A storage autoscaler will be able to expand and shrink filesystems so they will scale up with a sudden surge of data and scale back down once this data is no longer needed in block storage. For Kubernetes use cases, such a technology can be set up with a daemonset which ensures every node in the cluster will have an “auto-scalable filesystem” running on it and interacting with the cluster and the node it’s running on.

How can this work in the real world?

Say you’re using the storage autoscaler in a data analytics cluster. Every few hours a new process is fired, causing the number of pods in a particular workload to grow. In this scenario, there is always enough CPU and memory to handle the ingested data (assuming the cluster is configured to grow with the demand) but all these machines are using the one volume which was provisioned in the original configuration. After a while, a significant percentage of the jobs start failing due to an “out of disk” error. With further investigation, you find your customer’s data is not homogeneous. While some customers’ data analysis needed only 100GB of disk space, others required as much as 750GB of disk capacity.

While it’s possible to set the cluster disk size to 750GB, this volume size brings minimal guarantee to the job’s stability as the maximum disk size tends to gradually increase with new customers over time.

A storage autoscaler can solve this problem by dynamically managing disk sizes on the fly. As a result, you can easily prevent out-of-disk errors, stand by your SLA, and significantly cut your EBS costs. By using a storage autoscaler, you can start with as little as 15 GB of disk space and the autoscaler will auto adjust as your capacity needs grow. Meaning, you get exactly the storage you need, when you need it.

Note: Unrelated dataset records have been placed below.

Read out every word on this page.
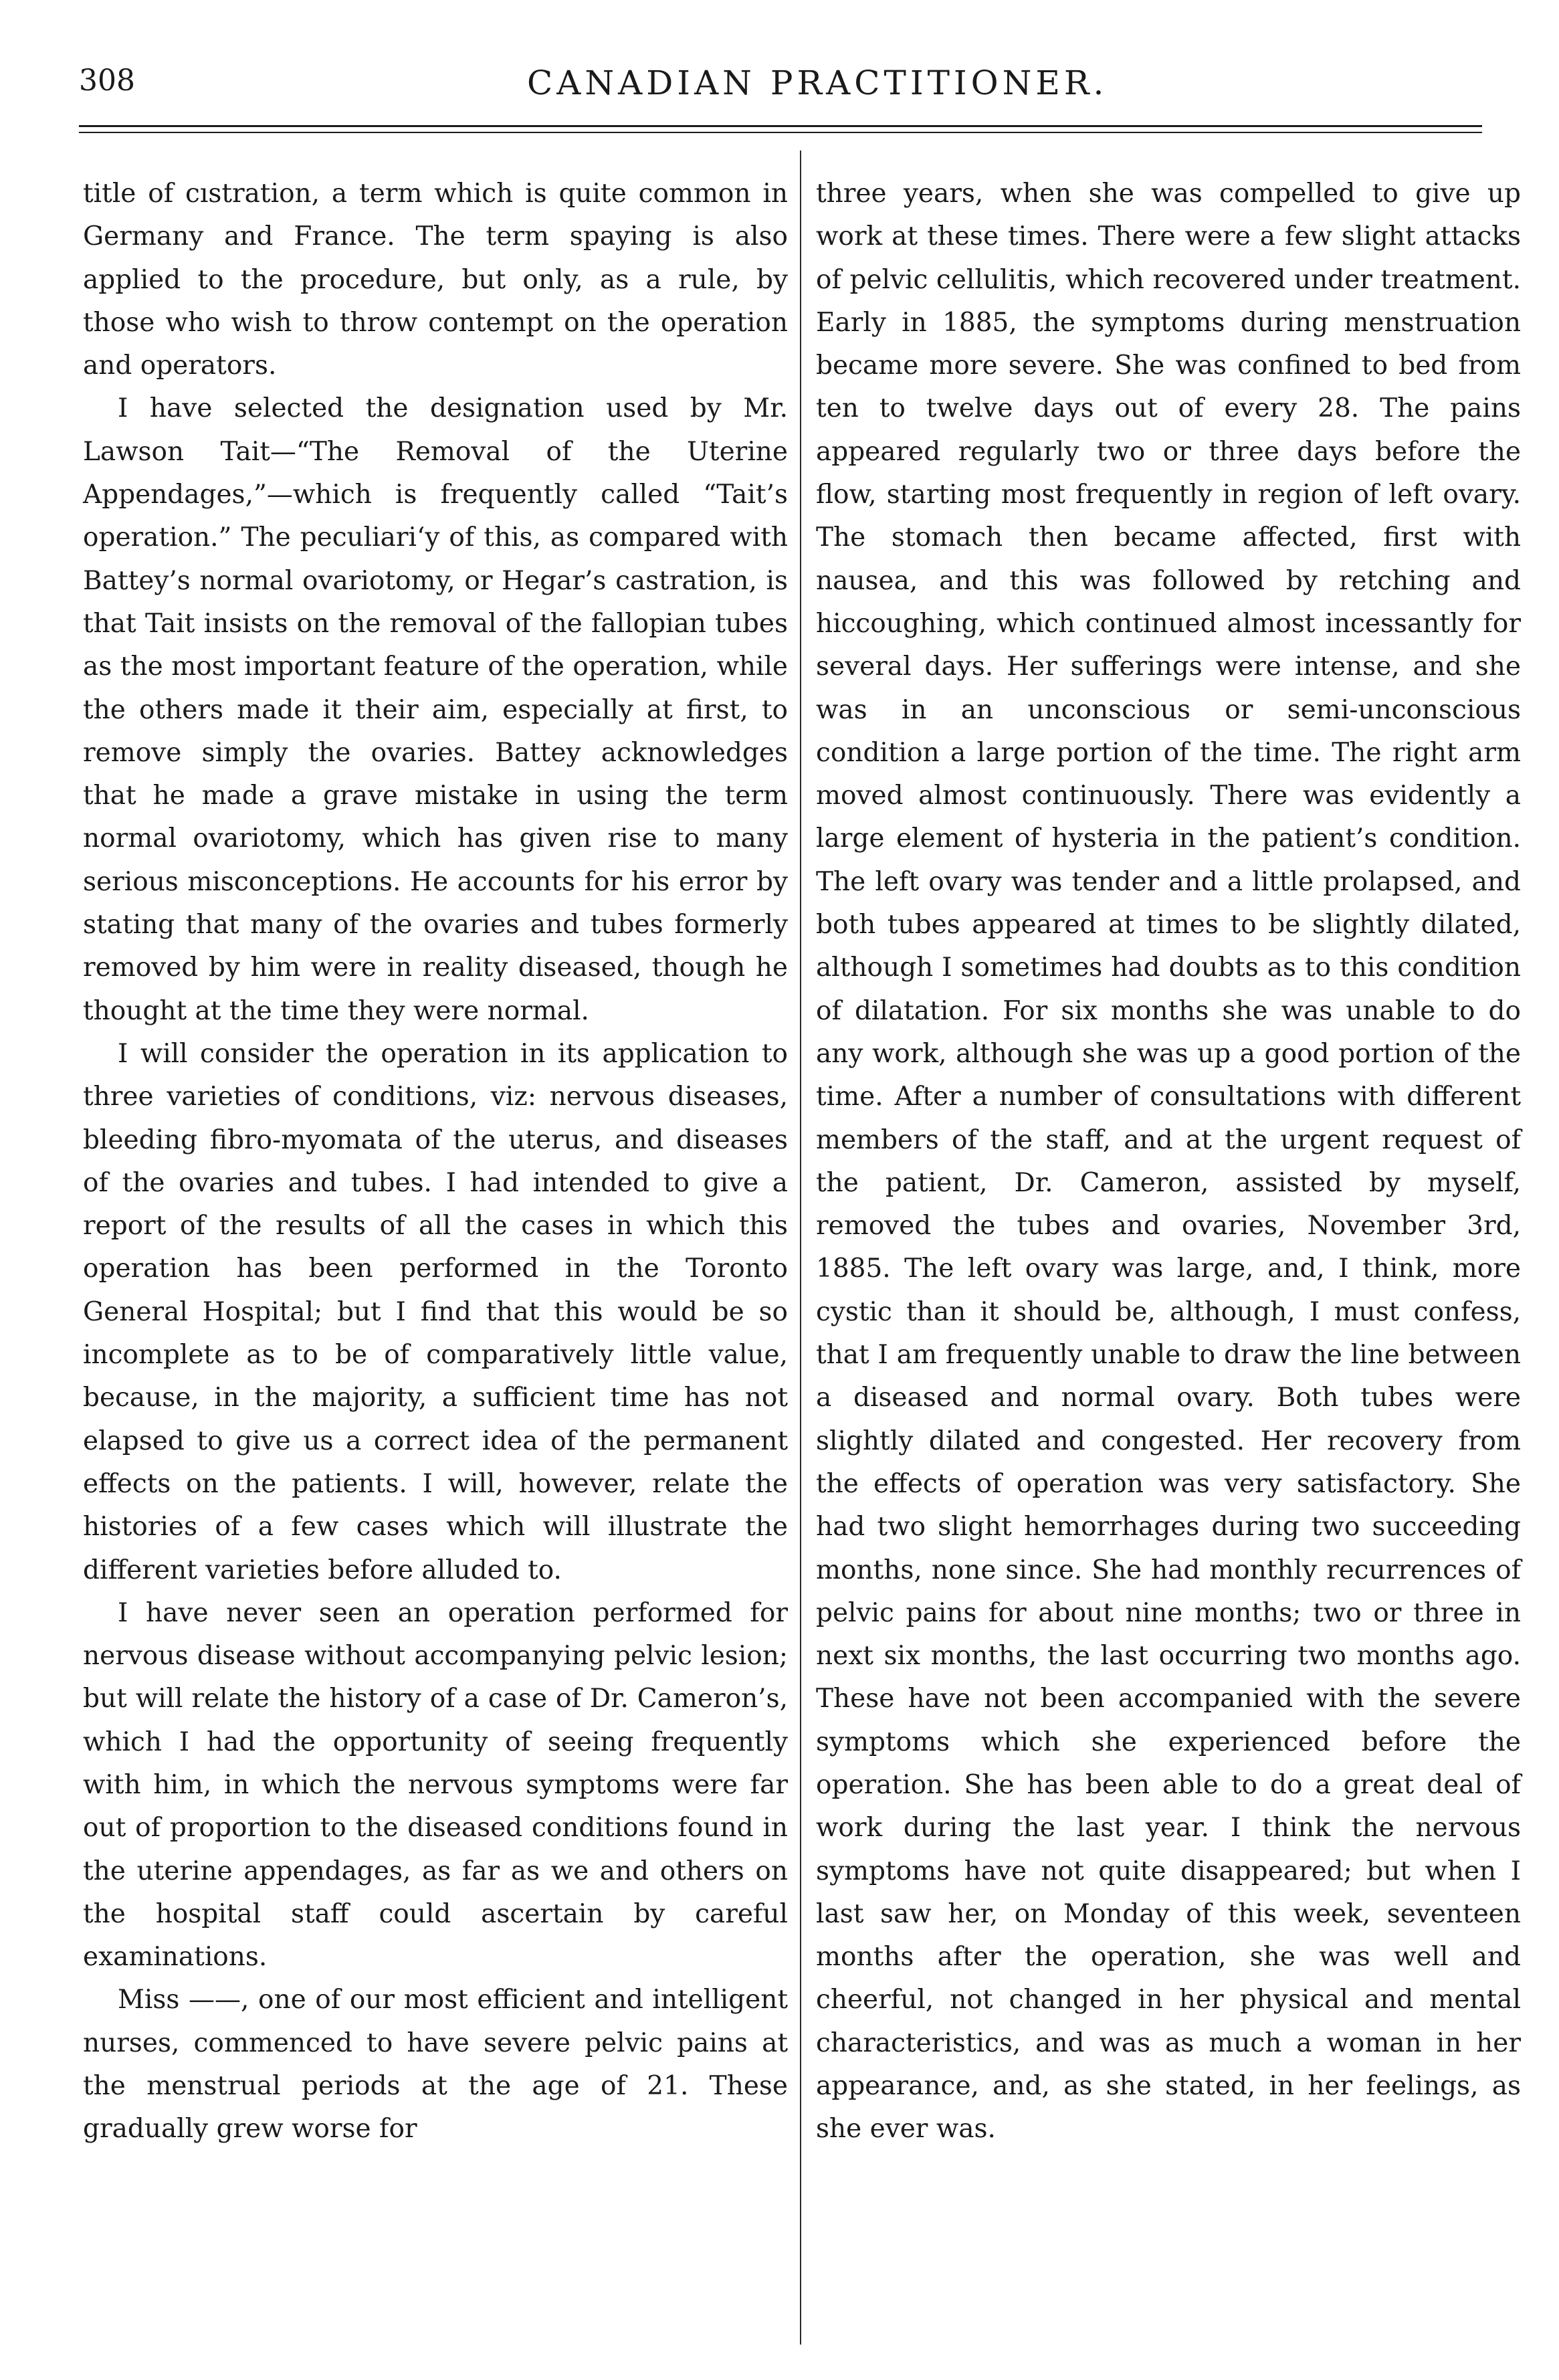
308	CANADIAN PRACTITIONER.

title of cıstration, a term which is quite common in Germany and France. The term spaying is also applied to the procedure, but only, as a rule, by those who wish to throw contempt on the operation and operators.

I have selected the designation used by Mr. Lawson Tait—“The Removal of the Uterine Appendages,”—which is frequently called “Tait’s operation.” The peculiariʻy of this, as compared with Battey’s normal ovariotomy, or Hegar’s castration, is that Tait insists on the removal of the fallopian tubes as the most important feature of the operation, while the others made it their aim, especially at first, to remove simply the ovaries. Battey acknowledges that he made a grave mistake in using the term normal ovariotomy, which has given rise to many serious misconceptions. He accounts for his error by stating that many of the ovaries and tubes formerly removed by him were in reality diseased, though he thought at the time they were normal.

I will consider the operation in its application to three varieties of conditions, viz: nervous diseases, bleeding fibro-myomata of the uterus, and diseases of the ovaries and tubes. I had intended to give a report of the results of all the cases in which this operation has been performed in the Toronto General Hospital; but I find that this would be so incomplete as to be of comparatively little value, because, in the majority, a sufficient time has not elapsed to give us a correct idea of the permanent effects on the patients. I will, however, relate the histories of a few cases which will illustrate the different varieties before alluded to.

I have never seen an operation performed for nervous disease without accompanying pelvic lesion; but will relate the history of a case of Dr. Cameron’s, which I had the opportunity of seeing frequently with him, in which the nervous symptoms were far out of proportion to the diseased conditions found in the uterine appendages, as far as we and others on the hospital staff could ascertain by careful examinations.

Miss ——, one of our most efficient and intelligent nurses, commenced to have severe pelvic pains at the menstrual periods at the age of 21. These gradually grew worse for

three years, when she was compelled to give up work at these times. There were a few slight attacks of pelvic cellulitis, which recovered under treatment. Early in 1885, the symptoms during menstruation became more severe. She was confined to bed from ten to twelve days out of every 28. The pains appeared regularly two or three days before the flow, starting most frequently in region of left ovary. The stomach then became affected, first with nausea, and this was followed by retching and hiccoughing, which continued almost incessantly for several days. Her sufferings were intense, and she was in an unconscious or semi-unconscious condition a large portion of the time. The right arm moved almost continuously. There was evidently a large element of hysteria in the patient’s condition. The left ovary was tender and a little prolapsed, and both tubes appeared at times to be slightly dilated, although I sometimes had doubts as to this condition of dilatation. For six months she was unable to do any work, although she was up a good portion of the time. After a number of consultations with different members of the staff, and at the urgent request of the patient, Dr. Cameron, assisted by myself, removed the tubes and ovaries, November 3rd, 1885. The left ovary was large, and, I think, more cystic than it should be, although, I must confess, that I am frequently unable to draw the line between a diseased and normal ovary. Both tubes were slightly dilated and congested. Her recovery from the effects of operation was very satisfactory. She had two slight hemorrhages during two succeeding months, none since. She had monthly recurrences of pelvic pains for about nine months; two or three in next six months, the last occurring two months ago. These have not been accompanied with the severe symptoms which she experienced before the operation. She has been able to do a great deal of work during the last year. I think the nervous symptoms have not quite disappeared; but when I last saw her, on Monday of this week, seventeen months after the operation, she was well and cheerful, not changed in her physical and mental characteristics, and was as much a woman in her appearance, and, as she stated, in her feelings, as she ever was.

For Kubernetes environments, this elasticity is truly a game-changer as it prevents PVs from filling up due to traffic spikes, enabling data to stay persistent by removing any limitation to capacity. But, the elasticity obviously goes both ways, so volumes are “shrunk” back down once demand decreases.


Concluding Thoughts

Docker and Kubernetes provided game-changing solutions for modern DevOps environments. So too, a storage autoscaler that can dynamically adjust disk volumes based on the application needs can provide the next generation of flexibility, persistence, elasticity, and performance needed to take Kubernetes to the next level.

Kubernetes has enabled us to redefine many of the limitations we once had while building applications. And now we have the opportunity to redefine Kubernetes storage management so our applications can finally scale freely with zero limitations. Be sure to watch this space!